Dicontohkan Areki, dalam BAP Theo Hesegem tidak mengenal Domi Sorabut, tetapi dalam dakwaan termuat Theo Hesegem yang memperkenalkan Domi Sorabut ke Areki Wanimbo.

Akhirnya, dalam sidang kali ini hanya satu saksi atas nama Piter Wanimbo yang bersedia memberikan keterangan. (Baca: Sidang Kasus Areki Wanimbo; Keterangan Saksi Yang Termuat Dalam BAP Dibantah). 

Piter Wanimbo dalam keteranganya mengatakan, mengenai surat Dewan Adat yang dituduhkan JPU bahwa terdakwa Areki Wanimbo terlibat dalam pembuatan surat itu sebenarnya tidak benar.
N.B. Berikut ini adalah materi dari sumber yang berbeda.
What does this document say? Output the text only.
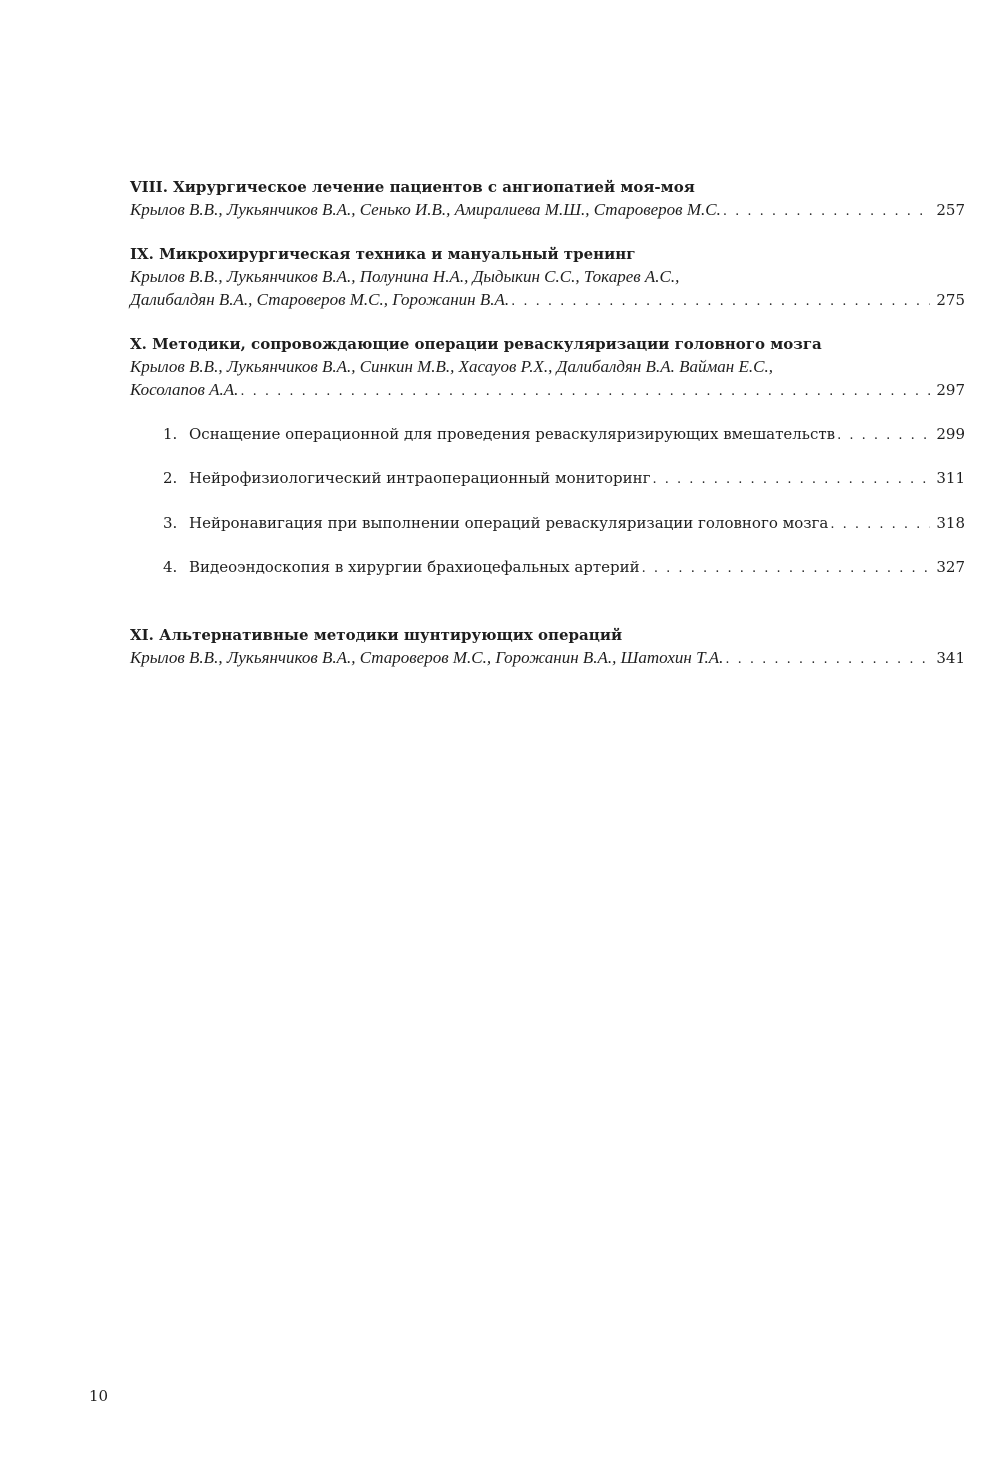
VIII. Хирургическое лечение пациентов с ангиопатией моя-моя
Крылов В.В., Лукьянчиков В.А., Сенько И.В., Амиралиева М.Ш., Староверов М.С. . . .	257
IX. Микрохирургическая техника и мануальный тренинг
Крылов В.В., Лукьянчиков В.А., Полунина Н.А., Дыдыкин С.С., Токарев А.С.,
Далибалдян В.А., Староверов М.С., Горожанин В.А. . . .	275
X. Методики, сопровождающие операции реваскуляризации головного мозга
Крылов В.В., Лукьянчиков В.А., Синкин М.В., Хасауов Р.Х., Далибалдян В.А. Вайман Е.С.,
Косолапов А.А. . . .	297
1. Оснащение операционной для проведения реваскуляризирующих вмешательств . . .	299
2. Нейрофизиологический интраоперационный мониторинг . . .	311
3. Нейронавигация при выполнении операций реваскуляризации головного мозга . . .	318
4. Видеоэндоскопия в хирургии брахиоцефальных артерий . . .	327
XI. Альтернативные методики шунтирующих операций
Крылов В.В., Лукьянчиков В.А., Староверов М.С., Горожанин В.А., Шатохин Т.А. . . .	341
10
“Surat sumbangan yang dibuat itu Pak Areki Wanimbo tidak terlibat. Dia sebenarnya tidak tahu menahu terkait surat itu, tetapi dia hanya diminta tanda tangan." (Baca: Areki Wanimbo Bantah Kerja Sama Dengan Dua Jurnalis Perancis).

 

"Dia hanya kepala suku adat, bukan Dewan Adat,” kata Piter Wanimbo dalam persidangan di Pengadilan Negeri (PN) Wamena siang tadi.

Piter Wanimbo juga mengakui, ia tidak tahu menahu tujuan kedatangan dua jurnalis asing Thomas dan Valentine ke rumahnya di Wamena, Papua. (Baca: Areki Wanimbo Didakwa Pasal Makar dan Mufakat).
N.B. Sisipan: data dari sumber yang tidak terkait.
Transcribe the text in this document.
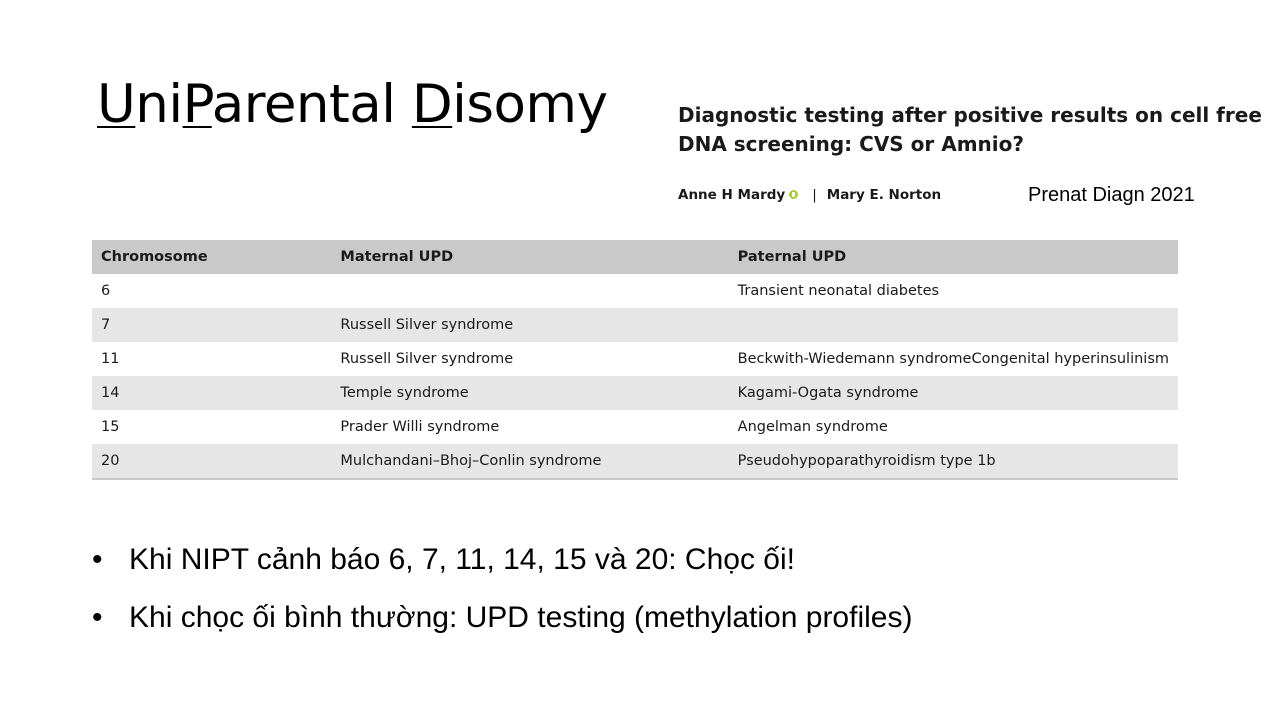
UniParental Disomy	Diagnostic testing after positive results on cell free DNA screening: CVS or Amnio?
Anne H Mardy | Mary E. Norton	Prenat Diagn 2021
Chromosome	Maternal UPD	Paternal UPD
6		Transient neonatal diabetes
7	Russell Silver syndrome	
11	Russell Silver syndrome	Beckwith-Wiedemann syndromeCongenital hyperinsulinism
14	Temple syndrome	Kagami-Ogata syndrome
15	Prader Willi syndrome	Angelman syndrome
20	Mulchandani–Bhoj–Conlin syndrome	Pseudohypoparathyroidism type 1b
• Khi NIPT cảnh báo 6, 7, 11, 14, 15 và 20: Chọc ối!
• Khi chọc ối bình thường: UPD testing (methylation profiles)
“Saya baru tahu setelah mereka ditangkap. Termasuk pak Areki saya tahu setelah ditangkap,” ungkap Piter Wanimbo, dihadapan Ketua Majelis Hakim, Benyamin Nuboba, SH. 

Sementara kuasa hukum terdakwa Areki Wanimo, Simon Patiradjawane SH mengatakan, dalam keterangan saksi atas nama Piter Wanimbo ada banyak hal yang tidak sesuai dengan BAP. Contohnya, ada poin dalam BAP yang dicabut saksi.

“Tetapi poin keterangannya terlihat bahwa terdakwa benar-benar tidak terlibat dalam pembuatan surat sumbangan dana yang dituduhkan."

 

"Hal ini menjadi poin pertimbangan majelis hakim, Jaksa dan penasehat hukum dalam melihat kedudukan saksi,” ujar Patiradjawane, kepada wartawan usai sidang.

Sedangkan, terdakwa Areki Wanimbo, usai sidang menyampaikan kepada keluarga dan simpatisan yang hadir untuk berdoa kepada Tuhan, supaya kasus tersebut segera diselesaikan. (Baca: Kasus Areki Wanimbo, Theo Hesegem: Penuntut Harus Jelaskan Arti Makar!).

“Saya sudah serahkan kepada Tuhan, jadi tolong doakan supaya sidang ini segera selesai dalam keadaan baik-baik,” ujar Areki. 

Sidang sendiri ditunda, pada Rabu (25/2/2015), dengan agenda mendengarkan keterangan dua saksi yang tidak sempat memberikan keterangan hari ini.